Ермолов проскакал к батальонам, замершим у левого фланга.
— Товарищи! Остался один бросок! Князь Мадатов и апшеронцы с куринцами уже на том берегу реки! Разбойники убегают в страхе, спасаясь от их штыков! Вперед, друзья! С Богом!
Шесть орудий отряда Мадатова, торопясь, били прямой наводкой вдоль позиции акушинцев. Все баррикады, все завалы устроены были фронтом к берегу, в расчете, что противник двинется в лобовой штурм. Никто и не предполагал обходного движения, никто не готовился отразить наступление с фланга. Ядра и картечь летели беспрепятственно, каждый снаряд находил себе цель.
Валериан оставил у пушек небольшое прикрытие и повел батальоны вверх по склону, показывая, что собирается занять обе дороги. Одну, что вела в ближайший аул, другую, уходящую на следующий хребет, в главное селение общества — Акушу.
И тогда все побежали. Сначала снялся Султан-Ахмет хан, уводя за собою своих людей, за ним последовал его брат — хан мехтулинский. Поскакал акушинский кадий, окруженный нукерами. Бросились наверх и тысячные толпы, сгрудившиеся на берегу Манаса.
Кабардинцы оттеснили тех, кто защищал мост, и тут же, перескакивая полуразбитую баррикаду, за ними проскакали казачьи сотни майора Петрова, подкрепленные татарской конницей, что пришла от побережья вслед за Мадатовым. Их попытались остановить отчаянные всадники, постыдившиеся искать спасения в бегстве, но их было чересчур мало. Акушинскую кавалерию опрокинули, преследовали, окружили и вырезали до последнего человека.
На левом нашем фланге пехота с трудом перешла реку и поднялась на берег уже почти без потерь. Горцы, кто занимал оборону у первого рубежа, поднялись повыше в гору и еще надеялись удержаться в завалах.
Ермолов, не тратя слов, выхватил из кармана запасенные знаки отличия ордена Святого Георгия и, как когда-то на батарее Раевского, показал их солдатам. Зачастили барабаны, и шеренга за шеренгой скорым шагом пошли подниматься по склону, занимая линию за линией без стрельбы, одними лишь штыковыми ударами.
Абдул-бек разрядил ружье, оба пистолета, схватился за кинжал, но его потянул Ильяс:
— В аул, в аул, Абдул-бек! Там мы еще покажем им зубы! Пусть они еще попробуют взять каждую саклю!

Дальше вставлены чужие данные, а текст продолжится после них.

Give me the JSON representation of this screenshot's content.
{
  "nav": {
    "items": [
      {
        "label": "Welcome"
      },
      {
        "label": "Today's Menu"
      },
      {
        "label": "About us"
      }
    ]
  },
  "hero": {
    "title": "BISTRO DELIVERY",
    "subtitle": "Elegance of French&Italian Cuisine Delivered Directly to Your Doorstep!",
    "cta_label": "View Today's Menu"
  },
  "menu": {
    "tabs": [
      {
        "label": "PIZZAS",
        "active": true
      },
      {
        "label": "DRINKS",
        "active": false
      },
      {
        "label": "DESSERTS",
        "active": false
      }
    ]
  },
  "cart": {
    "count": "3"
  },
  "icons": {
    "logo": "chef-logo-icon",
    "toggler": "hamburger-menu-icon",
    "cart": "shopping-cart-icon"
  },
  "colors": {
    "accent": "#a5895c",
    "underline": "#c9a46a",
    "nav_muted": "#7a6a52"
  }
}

Абдул-бек повернулся позвать Тагира, но увидел, как его старший нукер держит на руках обмершего младшего брата. Эльдар запрокинул голову, руки его обвисли. Шеренга русских, уставив ружья, приближалась к ним, обойдя развалины укрепления. Тагир обхватил юношу левой рукой, правой выхватил шашку, но успел только поднять клинок, как три штыка вошли в его тело…
— Ваше сиятельство! Его превосходительство генерал Ермолов просят вас приехать в аул.
Казацкий хорунжий был забрызган кровью и пылью, левый рукав чекменя держался на нескольких нитках, шапка улетела куда-то во время погони или же стычки, но усы топорщились лихо, и весело скалились молодые белые зубы. Десять верховых стояли за ним, такие же молодые, довольные и победой, и тем, что смогли ее увидеть с седла, а не с земли. Двое держали заводных лошадей.
Валериан подошел к одной, похлопал по шее. Невысокий гнедой маштачок захрапел и попятился. Парень, что привел его, ожег коня нагайкой по крупу. Тот было взвился, но Мадатов удержал его, сжав и скрутив поводья.
— Трофейный, ваше сиятельство! Хозяина Ерофей сбил, вот конек до сих пор обиду на нас и держит!
— Думаешь, если стегнуть — забудет?!
Валериан подался ближе, подул гнедому в ухо и с тем же дыханием проронил две фразы, выученные с детства на конюшнях дядя Джимшида. Конь перестал дрожать и повернулся к стоящему человеку. Казаки и собравшиеся вокруг солдаты отряда Мадатова одобрительно засмеялись.
— Это какое же слово вы знаете?.. Нам передайте, ваше сиятельство, все пригодится!..
— Что тебе конь! Наш генерал и людей заговаривает!..
Валериан оттолкнулся от земли и, не коснувшись стремени, взлетел в седло.